Rigueur, silence, discipline, détachement : par ses rosaces laïques et ses mosaïques sérielles, Aurelie Nemours renvoie à Ravenne la byzantine ou Assise la franciscaine, comme elle rend hommage aux pyramides mayas, aux portes trapèzes crétoises et aux colonnes grecques – toutes cultures qui sacralisèrent la géométrie. Devenus fin en soi, le carré, la ligne et leur fils naturel, la croix, prolifèrent tout au long de toiles qui ne prétendent plus au statut d’unités autosuffisantes, mais réclament un projet global d’occupation de l’espace. Matérialiser le vide sans le devenir, rendre la pensée et l’invisible palpables sans les déflorer, tout comme décrire l’ennui sans le provoquer : il faut être Nemours – ou Moravia – pour parvenir à ce miracle.

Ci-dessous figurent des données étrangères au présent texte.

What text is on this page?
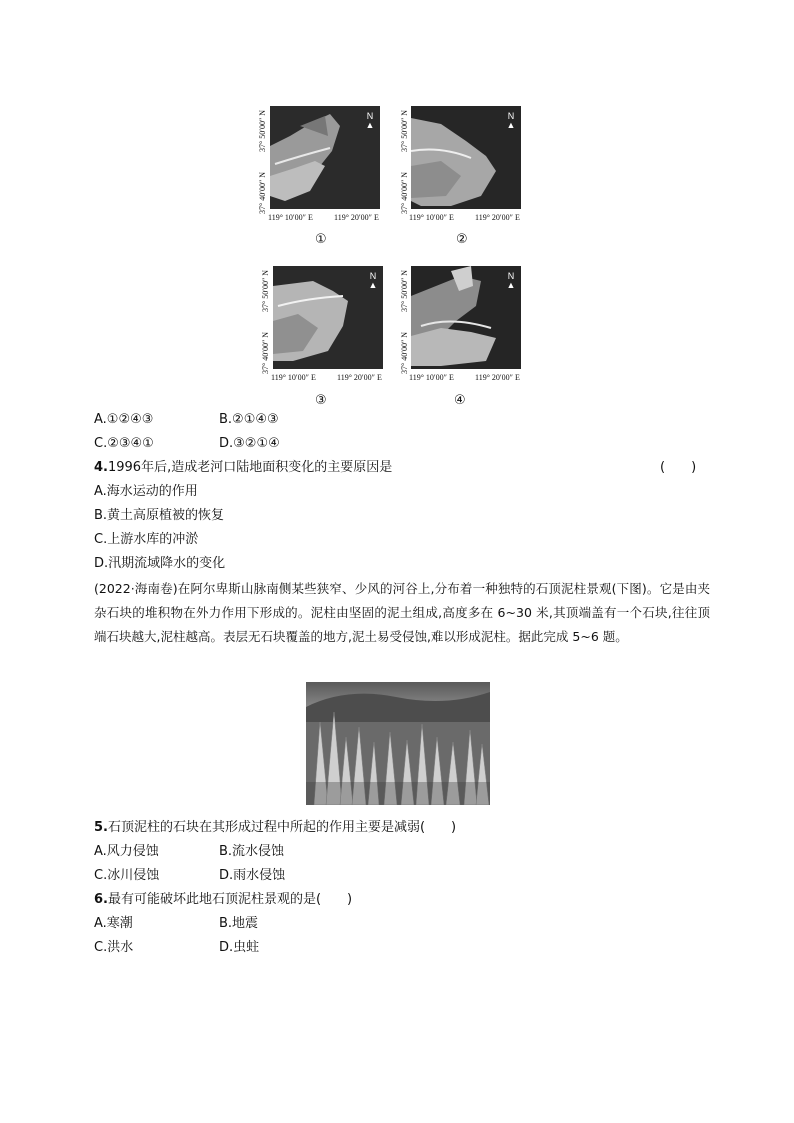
N
▲
N
▲
N
▲
N
▲
37° 50′00″ N
37° 40′00″ N
37° 50′00″ N
37° 40′00″ N
37° 50′00″ N
37° 40′00″ N
37° 50′00″ N
37° 40′00″ N
119° 10′00″ E	119° 20′00″ E	119° 10′00″ E	119° 20′00″ E
119° 10′00″ E	119° 20′00″ E	119° 10′00″ E	119° 20′00″ E
①	②
③	④
A.①②④③	B.②①④③
C.②③④①	D.③②①④
4.1996年后,造成老河口陆地面积变化的主要原因是	(　　)
A.海水运动的作用
B.黄土高原植被的恢复
C.上游水库的冲淤
D.汛期流域降水的变化
(2022·海南卷)在阿尔卑斯山脉南侧某些狭窄、少风的河谷上,分布着一种独特的石顶泥柱景观(下图)。它是由夹杂石块的堆积物在外力作用下形成的。泥柱由坚固的泥土组成,高度多在 6~30 米,其顶端盖有一个石块,往往顶端石块越大,泥柱越高。表层无石块覆盖的地方,泥土易受侵蚀,难以形成泥柱。据此完成 5~6 题。
5.石顶泥柱的石块在其形成过程中所起的作用主要是减弱(　　)
A.风力侵蚀	B.流水侵蚀
C.冰川侵蚀	D.雨水侵蚀
6.最有可能破坏此地石顶泥柱景观的是(　　)
A.寒潮	B.地震
C.洪水	D.虫蛀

L’effet d’apaisement est si intense qu’on se demande, devant l’admirable couloir que les Rythmes du millimètre scandent, pourquoi personne n’a eu l’esprit de commander à leur auteur un lieu de cure idéal : les zombies industriels – donc nous – viendraient y réapprendre à voir, sentir et respirer, et qui sait à vivre et méditer.
Comme dans toute ascèse, c’est le dessaisissement qui est visé. Je ne regarde plus ces formes qu’un invisible Nombre d’Or gouverne, ce sont elles qui me réfléchissent selon les lois de l’optique, de l’algèbre ou de la mystique, et me libèrent de mon besoin de les penser. Leur outil ? Le photon, le pigment ou la durée : tel gris me renvoie à mon absence, telle lame de lumière, au néant de la geôle obscure qu’elle fend. Illustration implicite de notre façon d’habiter le monde ? Nous serions dans le noir, et ne verrions la clarté qu’à travers le nuancier vif et cru des vitraux modernes. Quoique jamais lyrique, l’abstraction d’Aurelie Nemours s’impose ainsi par son extrême sensibilité ; les vibrations du pastel et les vagues légères du pinceau ôtent toute aridité à l’ascèse : sans faille, l’œuvre de cette abbesse ayant fait des toiles de son cilice n’est sûrement pas sans pitié. Aurelie Nemours, ou comment faire son deuil de la peinture, tout en la prolongeant… Pour mieux jouir de son sacrifice.

« Aurelie Nemours », PARIS, Centre Pompidou, jusqu’au 24 septembre.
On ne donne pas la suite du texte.